If you have very lean emergency funds, you might consider dialing back your 401K contributions in order to boost those savings. “I almost never advocate for that — it’s like driving around without a seatbelt on. But at this point in time, you can’t be careful enough about emergency savings,” McBride added.

Frankel also cautioned, “Don’t take any money out of your 401K unless you absolutely have to, and whatever you do, don’t move your account to cash.”

“Historically, that’s been a very bad move,” said Frankel of moving investments out of a 401K to cash, noting that the stock market can tank quickly, but tends to correct itself in the long term. “Your retirement savings are meant to be a long-term investment. Keep that in mind.”
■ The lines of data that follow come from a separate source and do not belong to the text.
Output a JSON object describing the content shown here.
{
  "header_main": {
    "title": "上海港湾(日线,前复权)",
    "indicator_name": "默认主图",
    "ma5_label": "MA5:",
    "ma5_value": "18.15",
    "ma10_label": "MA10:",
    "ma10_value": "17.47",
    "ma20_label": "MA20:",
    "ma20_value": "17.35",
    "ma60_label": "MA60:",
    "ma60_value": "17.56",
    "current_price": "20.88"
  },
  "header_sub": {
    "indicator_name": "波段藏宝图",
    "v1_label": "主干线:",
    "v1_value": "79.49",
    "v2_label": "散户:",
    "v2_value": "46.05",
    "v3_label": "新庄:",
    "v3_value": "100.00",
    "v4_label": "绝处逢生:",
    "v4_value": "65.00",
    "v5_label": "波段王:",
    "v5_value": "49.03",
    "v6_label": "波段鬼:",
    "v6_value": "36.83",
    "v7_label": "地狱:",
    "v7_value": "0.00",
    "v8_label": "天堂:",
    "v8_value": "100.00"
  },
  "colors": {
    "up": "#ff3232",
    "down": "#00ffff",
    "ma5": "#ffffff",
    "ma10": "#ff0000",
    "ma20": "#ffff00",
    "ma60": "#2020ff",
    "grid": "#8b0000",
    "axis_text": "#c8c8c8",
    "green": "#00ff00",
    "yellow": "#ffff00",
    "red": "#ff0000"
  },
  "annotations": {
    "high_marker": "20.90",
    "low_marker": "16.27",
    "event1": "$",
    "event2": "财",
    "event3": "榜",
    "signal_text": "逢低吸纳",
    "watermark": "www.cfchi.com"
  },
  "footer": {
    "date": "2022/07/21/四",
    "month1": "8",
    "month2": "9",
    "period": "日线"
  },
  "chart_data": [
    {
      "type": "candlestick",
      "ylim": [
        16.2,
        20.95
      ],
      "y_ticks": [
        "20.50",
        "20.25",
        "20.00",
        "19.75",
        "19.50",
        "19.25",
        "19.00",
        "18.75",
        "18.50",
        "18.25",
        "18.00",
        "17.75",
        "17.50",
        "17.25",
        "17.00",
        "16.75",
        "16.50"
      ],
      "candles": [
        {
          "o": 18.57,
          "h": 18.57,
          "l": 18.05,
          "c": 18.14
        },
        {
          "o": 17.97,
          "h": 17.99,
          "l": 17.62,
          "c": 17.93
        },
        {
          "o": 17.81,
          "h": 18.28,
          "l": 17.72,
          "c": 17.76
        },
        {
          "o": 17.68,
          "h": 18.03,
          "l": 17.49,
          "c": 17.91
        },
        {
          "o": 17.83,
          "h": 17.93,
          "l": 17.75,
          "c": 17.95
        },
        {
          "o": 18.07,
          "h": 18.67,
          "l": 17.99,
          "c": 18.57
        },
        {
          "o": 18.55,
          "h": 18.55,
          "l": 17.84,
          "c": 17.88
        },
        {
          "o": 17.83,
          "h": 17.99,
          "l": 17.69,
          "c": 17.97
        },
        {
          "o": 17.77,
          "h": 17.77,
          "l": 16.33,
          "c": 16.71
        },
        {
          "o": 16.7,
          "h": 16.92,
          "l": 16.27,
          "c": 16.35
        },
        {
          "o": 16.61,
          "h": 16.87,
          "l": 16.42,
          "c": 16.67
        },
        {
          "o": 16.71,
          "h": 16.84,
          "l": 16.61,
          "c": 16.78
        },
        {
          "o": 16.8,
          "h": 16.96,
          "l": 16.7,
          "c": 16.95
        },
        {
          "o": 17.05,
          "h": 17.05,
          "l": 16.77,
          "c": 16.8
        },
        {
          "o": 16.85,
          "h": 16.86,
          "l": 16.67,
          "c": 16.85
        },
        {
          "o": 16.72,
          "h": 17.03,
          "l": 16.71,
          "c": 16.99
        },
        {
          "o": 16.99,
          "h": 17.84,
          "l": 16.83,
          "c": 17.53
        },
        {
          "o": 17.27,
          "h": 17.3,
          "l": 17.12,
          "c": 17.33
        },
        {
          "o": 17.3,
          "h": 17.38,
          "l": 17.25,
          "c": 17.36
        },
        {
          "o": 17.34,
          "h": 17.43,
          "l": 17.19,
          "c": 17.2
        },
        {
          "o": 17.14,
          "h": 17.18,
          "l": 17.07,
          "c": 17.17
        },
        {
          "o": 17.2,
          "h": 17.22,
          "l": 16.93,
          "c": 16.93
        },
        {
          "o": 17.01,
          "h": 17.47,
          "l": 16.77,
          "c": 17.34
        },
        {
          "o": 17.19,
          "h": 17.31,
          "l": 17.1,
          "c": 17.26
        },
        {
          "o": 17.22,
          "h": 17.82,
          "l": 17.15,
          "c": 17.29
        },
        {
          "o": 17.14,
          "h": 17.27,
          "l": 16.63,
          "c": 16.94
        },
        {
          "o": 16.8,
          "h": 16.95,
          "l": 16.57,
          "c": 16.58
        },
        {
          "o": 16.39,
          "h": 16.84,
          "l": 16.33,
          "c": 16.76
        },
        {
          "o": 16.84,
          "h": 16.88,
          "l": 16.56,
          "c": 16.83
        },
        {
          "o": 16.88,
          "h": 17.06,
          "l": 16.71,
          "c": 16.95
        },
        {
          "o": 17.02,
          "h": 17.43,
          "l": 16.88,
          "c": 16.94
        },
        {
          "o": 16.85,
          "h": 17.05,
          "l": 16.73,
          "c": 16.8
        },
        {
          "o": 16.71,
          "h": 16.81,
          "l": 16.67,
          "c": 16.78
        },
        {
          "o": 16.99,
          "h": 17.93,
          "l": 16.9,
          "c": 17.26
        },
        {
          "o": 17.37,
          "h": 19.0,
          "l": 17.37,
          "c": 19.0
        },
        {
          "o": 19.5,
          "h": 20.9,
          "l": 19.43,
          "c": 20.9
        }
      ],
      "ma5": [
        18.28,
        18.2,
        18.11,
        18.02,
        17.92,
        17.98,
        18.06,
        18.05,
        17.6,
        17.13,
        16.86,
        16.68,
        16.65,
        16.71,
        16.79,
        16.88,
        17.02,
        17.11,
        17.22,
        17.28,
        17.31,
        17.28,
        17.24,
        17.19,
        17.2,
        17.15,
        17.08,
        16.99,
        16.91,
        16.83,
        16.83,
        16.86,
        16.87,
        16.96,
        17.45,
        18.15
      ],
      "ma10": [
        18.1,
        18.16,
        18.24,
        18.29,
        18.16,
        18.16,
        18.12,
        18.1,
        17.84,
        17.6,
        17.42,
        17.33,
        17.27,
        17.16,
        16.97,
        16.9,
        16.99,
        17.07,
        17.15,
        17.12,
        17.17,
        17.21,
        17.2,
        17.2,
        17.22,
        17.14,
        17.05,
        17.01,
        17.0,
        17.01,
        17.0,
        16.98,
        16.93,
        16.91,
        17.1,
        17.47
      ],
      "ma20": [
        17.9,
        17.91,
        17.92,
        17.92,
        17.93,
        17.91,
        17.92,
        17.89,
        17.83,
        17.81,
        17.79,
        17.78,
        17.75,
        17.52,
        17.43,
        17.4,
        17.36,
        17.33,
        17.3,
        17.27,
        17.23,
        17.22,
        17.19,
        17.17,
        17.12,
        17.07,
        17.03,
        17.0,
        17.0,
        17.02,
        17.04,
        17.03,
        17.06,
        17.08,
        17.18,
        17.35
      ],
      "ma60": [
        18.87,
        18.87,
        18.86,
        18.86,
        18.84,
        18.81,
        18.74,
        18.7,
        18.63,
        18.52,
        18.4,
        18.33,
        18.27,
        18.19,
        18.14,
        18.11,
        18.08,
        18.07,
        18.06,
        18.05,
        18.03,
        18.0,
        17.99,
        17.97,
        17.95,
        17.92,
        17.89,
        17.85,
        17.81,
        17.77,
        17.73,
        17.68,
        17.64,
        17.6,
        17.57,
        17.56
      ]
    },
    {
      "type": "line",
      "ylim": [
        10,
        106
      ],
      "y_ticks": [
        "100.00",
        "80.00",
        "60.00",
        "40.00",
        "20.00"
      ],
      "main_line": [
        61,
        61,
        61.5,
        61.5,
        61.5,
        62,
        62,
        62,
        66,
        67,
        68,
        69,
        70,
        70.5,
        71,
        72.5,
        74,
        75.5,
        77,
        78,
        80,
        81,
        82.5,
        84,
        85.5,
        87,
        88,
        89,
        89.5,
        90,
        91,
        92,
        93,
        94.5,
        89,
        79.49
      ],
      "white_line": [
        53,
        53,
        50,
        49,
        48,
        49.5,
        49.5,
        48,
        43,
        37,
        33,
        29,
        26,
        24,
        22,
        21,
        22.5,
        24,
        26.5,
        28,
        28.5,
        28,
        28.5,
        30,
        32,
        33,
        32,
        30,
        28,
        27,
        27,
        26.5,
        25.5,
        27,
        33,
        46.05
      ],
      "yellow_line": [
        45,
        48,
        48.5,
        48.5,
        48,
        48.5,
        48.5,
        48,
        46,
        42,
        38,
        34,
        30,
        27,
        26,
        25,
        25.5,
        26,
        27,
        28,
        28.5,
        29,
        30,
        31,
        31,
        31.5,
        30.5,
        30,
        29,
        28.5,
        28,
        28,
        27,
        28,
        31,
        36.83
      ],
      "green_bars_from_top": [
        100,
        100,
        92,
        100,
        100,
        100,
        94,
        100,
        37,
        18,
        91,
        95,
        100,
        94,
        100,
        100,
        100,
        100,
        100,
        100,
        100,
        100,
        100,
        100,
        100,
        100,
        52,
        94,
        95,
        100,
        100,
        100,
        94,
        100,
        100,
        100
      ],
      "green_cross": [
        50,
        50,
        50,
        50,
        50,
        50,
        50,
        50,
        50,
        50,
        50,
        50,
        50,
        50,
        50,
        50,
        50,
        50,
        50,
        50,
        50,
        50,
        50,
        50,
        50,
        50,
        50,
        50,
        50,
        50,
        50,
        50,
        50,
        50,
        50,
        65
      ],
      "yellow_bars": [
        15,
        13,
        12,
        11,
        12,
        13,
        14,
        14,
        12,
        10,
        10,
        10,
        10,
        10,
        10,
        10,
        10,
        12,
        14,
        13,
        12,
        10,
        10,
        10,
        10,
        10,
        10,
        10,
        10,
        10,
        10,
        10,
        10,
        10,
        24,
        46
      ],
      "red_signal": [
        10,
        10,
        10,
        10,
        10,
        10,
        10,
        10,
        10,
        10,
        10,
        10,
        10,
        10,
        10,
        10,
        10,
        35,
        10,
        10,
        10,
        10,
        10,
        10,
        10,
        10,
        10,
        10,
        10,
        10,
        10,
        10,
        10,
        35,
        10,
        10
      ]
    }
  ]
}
Look into your student loan payments

If you have federal student loans, be aware that the stimulus bill has suspended payments on them through September 30, meaning borrowers won’t be penalized for missing payments between now and then.

“You need to be proactive about reaching out to servicers,” Lowry said of speaking with representatives of companies handling your student loans. “Don’t assume that everybody you get on the phone with knows all the details.”

But the deferral in the stimulus bill does not apply to private loans, said Lowry, so if possible, you should prioritize paying those if you have a mix of the two.

She also added that if you have job stability and a healthy emergency savings fund during this time, there’s no reason you can’t continue to make payments on your student loans: “If you are that unicorn of a person, make your payments, because if you can get interest waived for a period of time, more money is going to your principal balance. That could work out as a great positive for you.”

Take it easy on yourself

You may feel pressure to take advantage of the time at home by learning a new skill or going into productivity overdrive, Lowry said. This is especially true in the U.S., where the arrival of the gig economy has made it easier for many Americans to work any time, anywhere. “It’s also okay to feel anxious and overwhelmed,” she said. “It is okay to be processing those feelings, and you don’t have to be at the peak of your productivity. Check in on your mood right now.”

READ MORE: Why your mental health may be suffering in the COVID-19 pandemic

If you’re seeking to let off steam amid all the stress, many boutique fitness studios are now live-streaming classes online for free.

“It’s not going to be forever,” said Frankel, who noted that this economic crisis is different than previous ones in that nothing happened to destroy consumer demand. “Take a deep breath and take care of your family is the most important thing.”